Metropolitan News-Enterprise

 

Friday, May 6, 2016

 

Page 1

 

Supreme Court Rules:

Vexatious Litigant Defendant Does Not Need Leave to Appeal

 

By KENNETH OFGANG, Staff Writer

 

A prefiling order under the vexatious litigant statutes is not required when a defendant seeks to appeal, the state Supreme Court ruled yesterday.

“We conclude that [Code of Civil Procedure] section 391.7’s prefiling requirements do not apply to a self-represented litigant previously declared a vexatious litigant seeking to appeal an adverse judgment or interlocutory order in an action where he or she was the defendant,” Justice Ming Chin wrote for a unanimous court. “A different interpretation would impede his or her right of access to the appellate courts without advancing the underlying purpose of the vexatious litigant statutes.”

The legislation allows a court to enter an order barring a person who has been previously adjudged a vexatious litigant from filing any new litigation in pro per absent prior leave from the presiding judge or presiding justice of the court in which the action is proposed to be filed.

Presiding Justices

The reference to presiding justices was added by amendment in 2011, consistent with case law holding that the restrictions apply to appeals all well as to suits filed in trial courts. Yesterday’s ruling came in a landlord-tenant action in which Sylvia Chan, a real estate agent acting on behalf of a landlord, sought to evict a tenant from an Alhambra apartment. The tenant, Aleyamma John, fought the eviction, claiming she owned no rent.

A writ of possession issued after a Los Angeles Superior Court jury found for the landlord.

John, representing herself, appealed both the judgment and a post-judgment order granting Chan $40,000 in attorney fees. After the appeals were briefed, Superior Court Appellate Division Presiding Judge Patti Jo McKay stayed proceedings, noted that John had been declared a vexatious litigant by Div. Three of the Court of Appeal while litigating a previous landlord-tenant matter.
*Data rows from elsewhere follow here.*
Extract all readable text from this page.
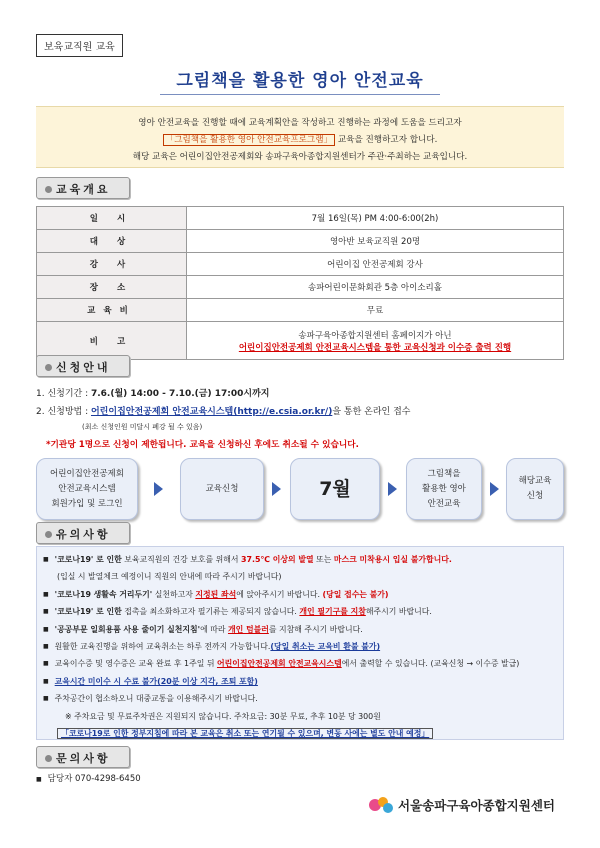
보육교직원 교육
그림책을 활용한 영아 안전교육
영아 안전교육을 진행할 때에 교육계획안을 작성하고 진행하는 과정에 도움을 드리고자
「그림책을 활용한 영아 안전교육프로그램」 교육을 진행하고자 합니다.
해당 교육은 어린이집안전공제회와 송파구육아종합지원센터가 주관·주최하는 교육입니다.
교육개요
일 시	7월 16일(목) PM 4:00-6:00(2h)
대 상	영아반 보육교직원 20명
강 사	어린이집 안전공제회 강사
장 소	송파어린이문화회관 5층 아이소리홀
교육비	무료
비 고	송파구육아종합지원센터 홈페이지가 아닌
어린이집안전공제회 안전교육시스템을 통한 교육신청과 이수증 출력 진행
신청안내
1. 신청기간 : 7.6.(월) 14:00 - 7.10.(금) 17:00시까지
2. 신청방법 : 어린이집안전공제회 안전교육시스템(http://e.csia.or.kr/)을 통한 온라인 접수
(최소 신청인원 미달시 폐강 될 수 있음)
*기관당 1명으로 신청이 제한됩니다. 교육을 신청하신 후에도 취소될 수 있습니다.
어린이집안전공제회
안전교육시스템
회원가입 및 로그인
교육신청	7월
그림책을
활용한 영아
안전교육
해당교육
신청
유의사항
■ '코로나19' 로 인한 보육교직원의 건강 보호를 위해서 37.5℃ 이상의 발열 또는 마스크 미착용시 입실 불가합니다.
(입실 시 발열체크 예정이니 직원의 안내에 따라 주시기 바랍니다)
■ '코로나19 생활속 거리두기' 실천하고자 지정된 좌석에 앉아주시기 바랍니다. (당일 접수는 불가)
■ '코로나19' 로 인한 접촉을 최소화하고자 필기류는 제공되지 않습니다. 개인 필기구를 지참해주시기 바랍니다.
■ '공공부문 일회용품 사용 줄이기 실천지침'에 따라 개인 텀블러를 지참해 주시기 바랍니다.
■ 원활한 교육진행을 위하여 교육취소는 하루 전까지 가능합니다.(당일 취소는 교육비 환불 불가)
■ 교육이수증 및 영수증은 교육 완료 후 1주일 뒤 어린이집안전공제회 안전교육시스템에서 출력할 수 있습니다. (교육신청 → 이수증 발급)
■ 교육시간 미이수 시 수료 불가(20분 이상 지각, 조퇴 포함)
■ 주차공간이 협소하오니 대중교통을 이용해주시기 바랍니다.
※ 주차요금 및 무료주차권은 지원되지 않습니다. 주차요금: 30분 무료, 추후 10분 당 300원
「코로나19로 인한 정부지침에 따라 본 교육은 취소 또는 연기될 수 있으며, 변동 사에는 별도 안내 예정」
문의사항
■ 담당자 070-4298-6450
서울송파구육아종합지원센터
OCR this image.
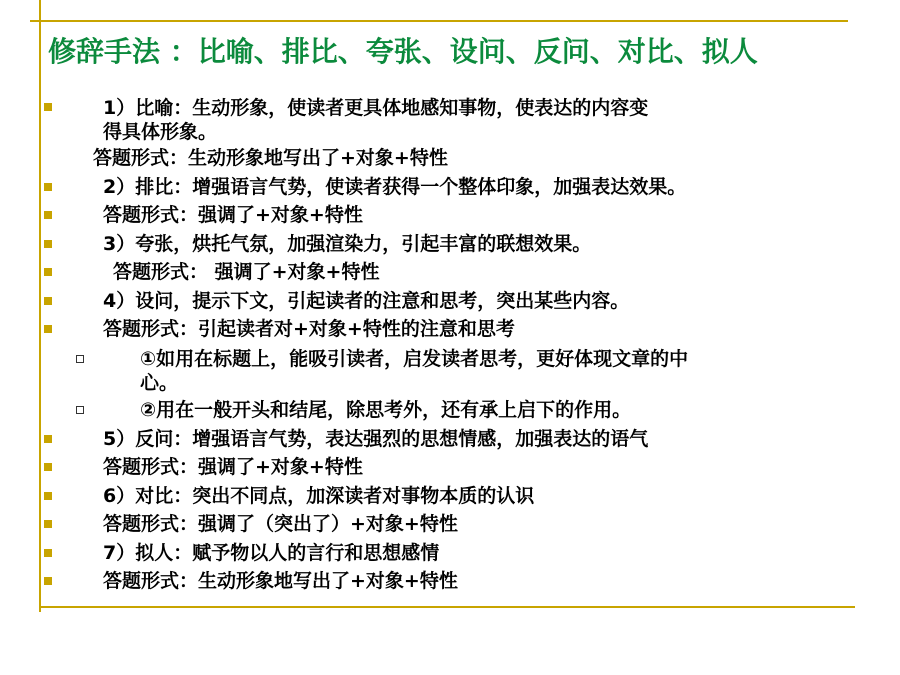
修辞手法 ：比喻、排比、夸张、设问、反问、对比、拟人
1）比喻：生动形象，使读者更具体地感知事物，使表达的内容变
得具体形象。
答题形式：生动形象地写出了+对象+特性
2）排比：增强语言气势，使读者获得一个整体印象，加强表达效果。
答题形式：强调了+对象+特性
3）夸张，烘托气氛，加强渲染力，引起丰富的联想效果。
答题形式： 强调了+对象+特性
4）设问，提示下文，引起读者的注意和思考，突出某些内容。
答题形式：引起读者对+对象+特性的注意和思考
①如用在标题上，能吸引读者，启发读者思考，更好体现文章的中
心。
②用在一般开头和结尾，除思考外，还有承上启下的作用。
5）反问：增强语言气势，表达强烈的思想情感，加强表达的语气
答题形式：强调了+对象+特性
6）对比：突出不同点，加深读者对事物本质的认识
答题形式：强调了（突出了）+对象+特性
7）拟人：赋予物以人的言行和思想感情
答题形式：生动形象地写出了+对象+特性
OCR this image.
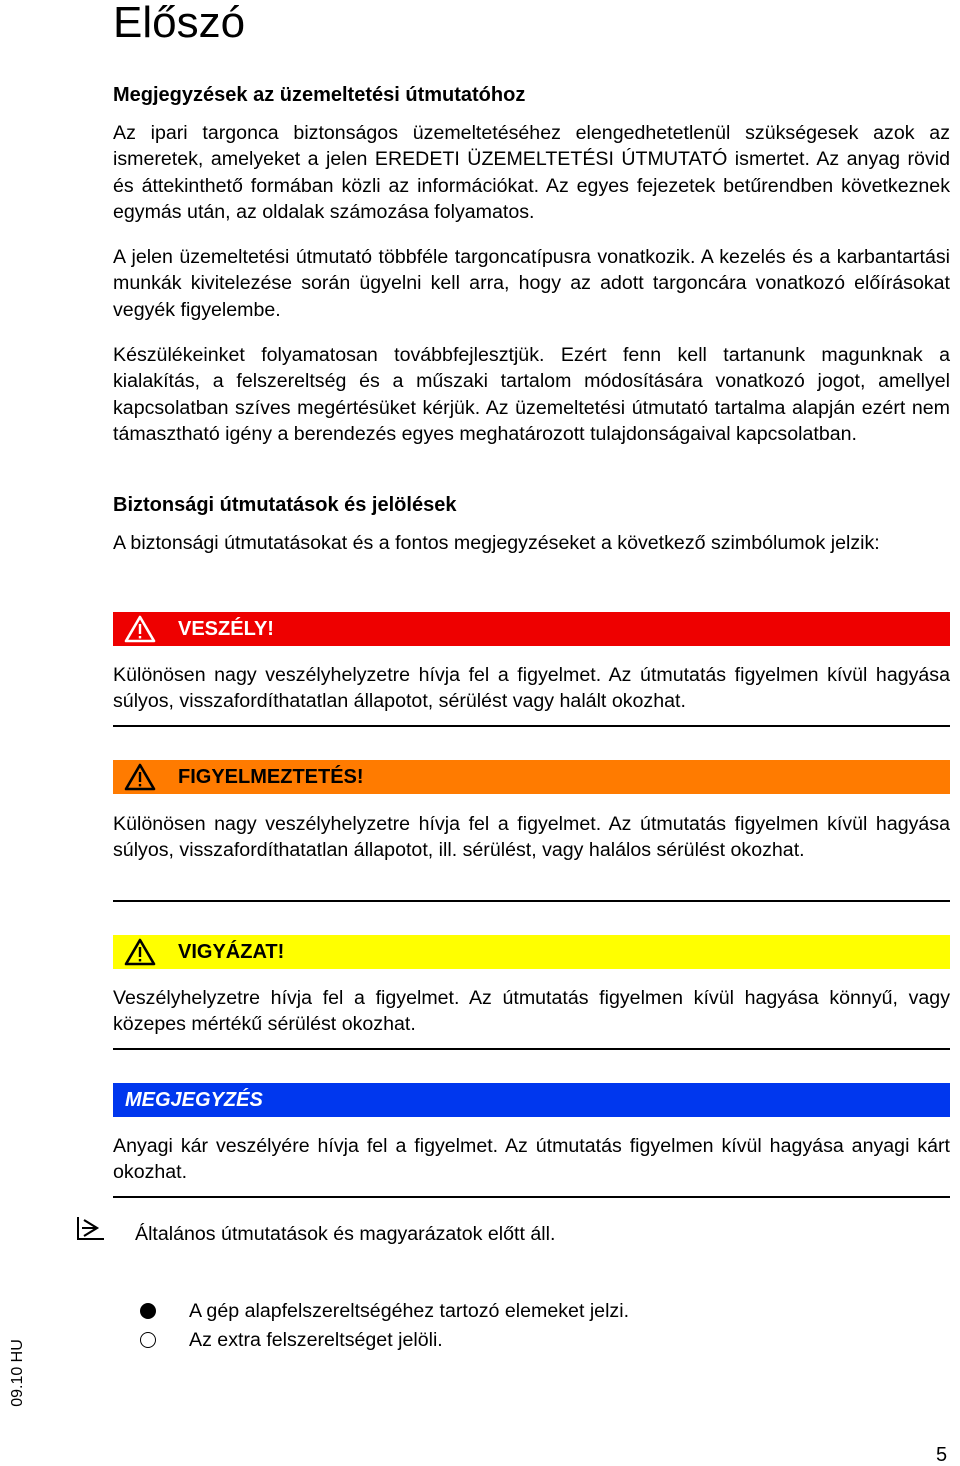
Előszó
Megjegyzések az üzemeltetési útmutatóhoz

Az ipari targonca biztonságos üzemeltetéséhez elengedhetetlenül szükségesek azok az ismeretek, amelyeket a jelen EREDETI ÜZEMELTETÉSI ÚTMUTATÓ ismertet. Az anyag rövid és áttekinthető formában közli az információkat. Az egyes fejezetek betűrendben következnek egymás után, az oldalak számozása folyamatos.

A jelen üzemeltetési útmutató többféle targoncatípusra vonatkozik. A kezelés és a karbantartási munkák kivitelezése során ügyelni kell arra, hogy az adott targoncára vonatkozó előírásokat vegyék figyelembe.

Készülékeinket folyamatosan továbbfejlesztjük. Ezért fenn kell tartanunk magunknak a kialakítás, a felszereltség és a műszaki tartalom módosítására vonatkozó jogot, amellyel kapcsolatban szíves megértésüket kérjük. Az üzemeltetési útmutató tartalma alapján ezért nem támasztható igény a berendezés egyes meghatározott tulajdonságaival kapcsolatban.

Biztonsági útmutatások és jelölések

A biztonsági útmutatásokat és a fontos megjegyzéseket a következő szimbólumok jelzik:

VESZÉLY!

Különösen nagy veszélyhelyzetre hívja fel a figyelmet. Az útmutatás figyelmen kívül hagyása súlyos, visszafordíthatatlan állapotot, sérülést vagy halált okozhat.

FIGYELMEZTETÉS!

Különösen nagy veszélyhelyzetre hívja fel a figyelmet. Az útmutatás figyelmen kívül hagyása súlyos, visszafordíthatatlan állapotot, ill. sérülést, vagy halálos sérülést okozhat.

VIGYÁZAT!

Veszélyhelyzetre hívja fel a figyelmet. Az útmutatás figyelmen kívül hagyása könnyű, vagy közepes mértékű sérülést okozhat.

MEGJEGYZÉS

Anyagi kár veszélyére hívja fel a figyelmet. Az útmutatás figyelmen kívül hagyása anyagi kárt okozhat.

Általános útmutatások és magyarázatok előtt áll.
A gép alapfelszereltségéhez tartozó elemeket jelzi.
Az extra felszereltséget jelöli.
09.10 HU
5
McKay gave the plaintiff 10 days to retain a lawyer or obtain leave to proceed in pro per under §391.7. The jurist McKay subsequently denied leave to proceed, concluding that John failed to show that the appeals had merit.

Court of Appeal Opinion

Div. Seven of this district’s Court of Appeal, in an opinion by Presiding Justice Dennis Perluss, reversed. The panel said requiring a prefiling order of a pro per defendant seeking to appeal an adverse judgment is contrary to the language and history of the statute.

Chin, writing for the high court yesterday, agreed. He rejected the dictum of In re R.H. (2009) 170 Cal.App.4th 678, which held that an appealing defendant is a “plaintiff” under §391.7 once the appeal is filed.

“The R.H. court reached an untenable conclusion on this point,” he said, noting that a case it relied on, McColm v. Westwood Park Assn. (1998) 62 Cal.App.4th 1211, involved an appeal by a vexatious litigant plaintiff, not a defendant.

“Thus, Chan’s reliance on R.H. is misplaced, and her additional contention that we should reverse the Court of Appeal’s judgment in order to ‘close up’ the perceived ‘loophole’ in the Legislature’s drafting of section 391.7 is unpersuasive,” he wrote. “Changing the language and the intent of the definitions in section 391 and the scope of amended section 391.7 in the statutory scheme to give it Chan’s expansive interpretation — defining appealing defendants as plaintiffs and responding plaintiffs as defendants — would ignore the statute’s plain words and the 2011 amendment to section 391.7, as well as undermine its reasonable application.”

John v. Superior Court (Chan), 16 S.O.S. 2287, was argued in the Supreme Court by John, representing herself; Pasadena attorney Raymond Zakari, for Chan; Tulare County Deputy County Counsel Kevin Stimmel, for the county as amicus supporting Chan; and Ronald Mazzaferro, an amicus supporting John.